In retrospect, I also believe that it was okay for her to lose it for a moment. As a dark-skinned African American woman, she deals with a lot of racism on a daily basis, and has spent her life keeping it inside, being humble, kind, gentle, turning the other cheek. That day her shell cracked a bit, and we got to witness how sick and tired she was of white supremacy.
She couldn’t convince those white men that recording the fight was perpetuating negative stereotypes for entertainment, so she decided she would stop them by any means necessary. She knew that onlookers would be viewing her as an angry black woman, but she had a point to make and society’s opinion of her didn’t matter. She knew if the police came they would not treat her kindly, but she had watched “When They See Us,” and was utterly fed up of the whole system.

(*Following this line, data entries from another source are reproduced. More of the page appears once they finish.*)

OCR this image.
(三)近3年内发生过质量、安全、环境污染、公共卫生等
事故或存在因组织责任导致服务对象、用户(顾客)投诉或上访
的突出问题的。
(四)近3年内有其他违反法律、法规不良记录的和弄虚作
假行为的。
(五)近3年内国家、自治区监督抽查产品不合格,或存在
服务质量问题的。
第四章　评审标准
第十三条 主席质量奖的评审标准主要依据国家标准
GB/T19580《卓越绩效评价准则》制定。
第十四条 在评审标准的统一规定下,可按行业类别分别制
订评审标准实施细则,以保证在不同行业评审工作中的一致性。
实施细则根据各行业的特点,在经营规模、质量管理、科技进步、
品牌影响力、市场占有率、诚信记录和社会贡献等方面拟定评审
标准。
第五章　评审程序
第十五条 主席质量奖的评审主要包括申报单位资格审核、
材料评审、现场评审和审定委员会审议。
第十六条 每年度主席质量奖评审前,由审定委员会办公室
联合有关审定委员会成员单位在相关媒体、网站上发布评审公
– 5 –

That day my friend rebelled against the pressure of having to be a composed, agreeable black person amidst all the psychological anguish of being treated less than, and who was I to tell her she was wrong? Yes, but that’s not the way, one might say. Has there ever been a right way, an effective way for us to resist oppression, that does not incur the displeasure of white society? The “innocent” bystanding white man who only wanted to record for some laughs still has more privilege than us, benefits from our degradation. Who determines when and how and against whom we should unleash our rage, because while the fight is against white supremacist systems, are these systems not perpetuated and represented by people?

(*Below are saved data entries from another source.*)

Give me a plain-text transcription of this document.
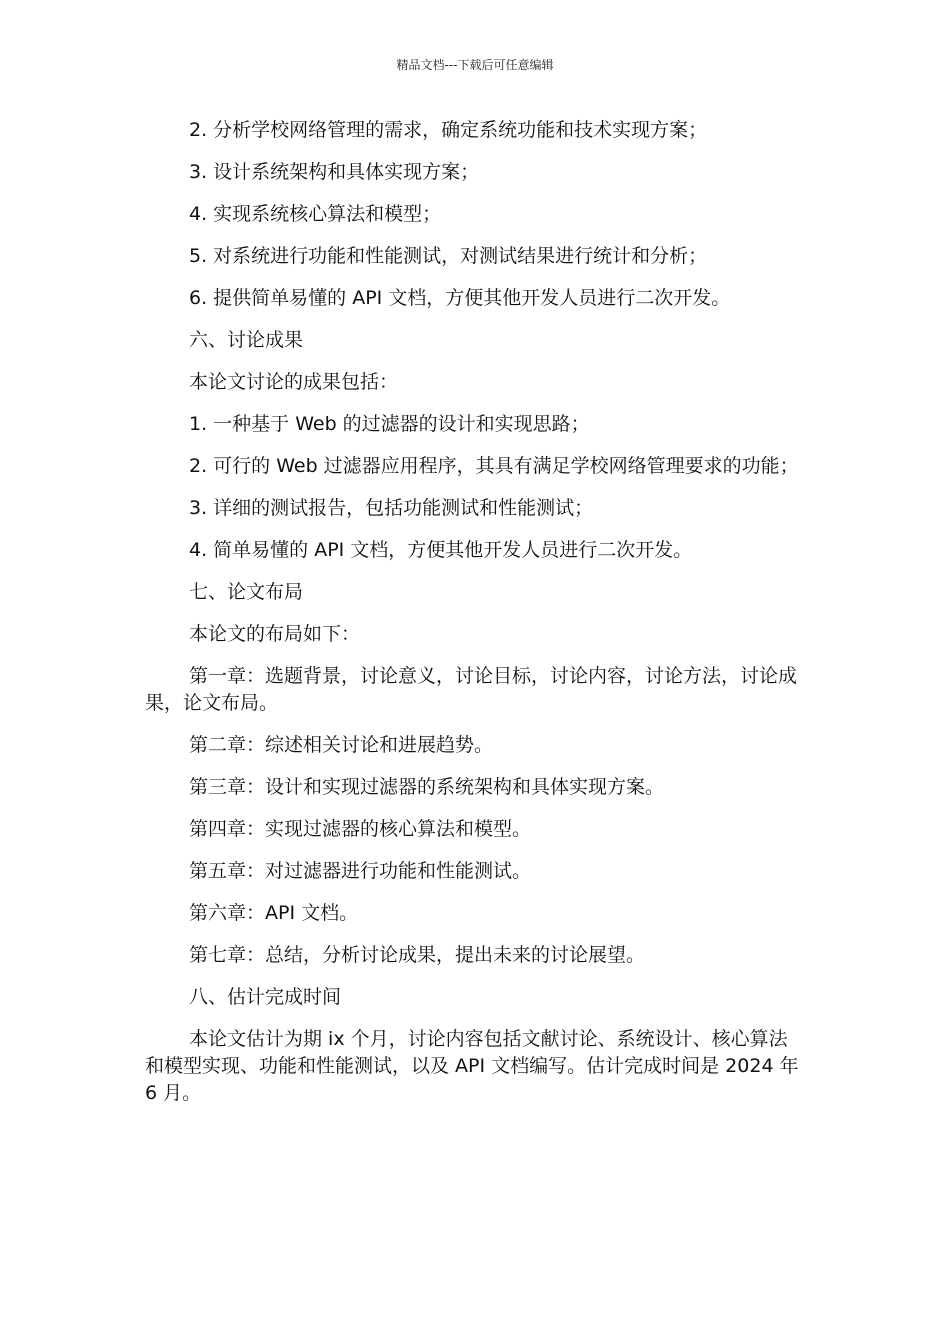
精品文档---下载后可任意编辑

2. 分析学校网络管理的需求，确定系统功能和技术实现方案；

3. 设计系统架构和具体实现方案；

4. 实现系统核心算法和模型；

5. 对系统进行功能和性能测试，对测试结果进行统计和分析；

6. 提供简单易懂的 API 文档，方便其他开发人员进行二次开发。

六、讨论成果

本论文讨论的成果包括：

1. 一种基于 Web 的过滤器的设计和实现思路；

2. 可行的 Web 过滤器应用程序，其具有满足学校网络管理要求的功能；

3. 详细的测试报告，包括功能测试和性能测试；

4. 简单易懂的 API 文档，方便其他开发人员进行二次开发。

七、论文布局

本论文的布局如下：

第一章：选题背景，讨论意义，讨论目标，讨论内容，讨论方法，讨论成果，论文布局。

第二章：综述相关讨论和进展趋势。

第三章：设计和实现过滤器的系统架构和具体实现方案。

第四章：实现过滤器的核心算法和模型。

第五章：对过滤器进行功能和性能测试。

第六章：API 文档。

第七章：总结，分析讨论成果，提出未来的讨论展望。

八、估计完成时间

本论文估计为期 ix 个月，讨论内容包括文献讨论、系统设计、核心算法和模型实现、功能和性能测试，以及 API 文档编写。估计完成时间是 2024 年 6 月。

I wish I could teach my friend my own sense of restraint, but I’m no saint. I’ve had my fair share of passionate rants about white coworkers and slammed doors after meetings and that one time I cussed out a white man who had a problem with our existence in his space. But I’ve suffered for a couple of my explosive retaliations, and as justified as most of them were, I’ve learned to rail against racism in more organized and strategic ways. My friend is only twenty years old, hasn’t had her first full time job yet, and still has a lot of learning to do.
Nevertheless, sometimes anger and yelling are what manifests in these situations, and we stop caring about not making a scene, and decide to confront the average white Joe over their microaggression. Bystanders, especially non-black people, can judge all they want, because they have no idea what it takes to put up with oppression all the other thousands of times we manage to maintain composure. It’s one thing for bystanders to judge, and another thing entirely for police to judge.
The prevalence of police brutality is an indicator that a black woman in a heightened state would likely be at risk during an encounter with police. If she showed blatant disdain for them, it still would not warrant the sort of violent manhandling that might ensue. Police, as an armed authority figure, should be trained to understand that an emotional person of color does not pose a threat. It was very telling that those white men claimed they would call the police, and that I was deathly terrified of that happening. Yet, my friend will continue to be her expressive, confrontational self, and grow at her own pace, amidst the danger of a society bent on keeping her polite and meek and agreeable at any cost.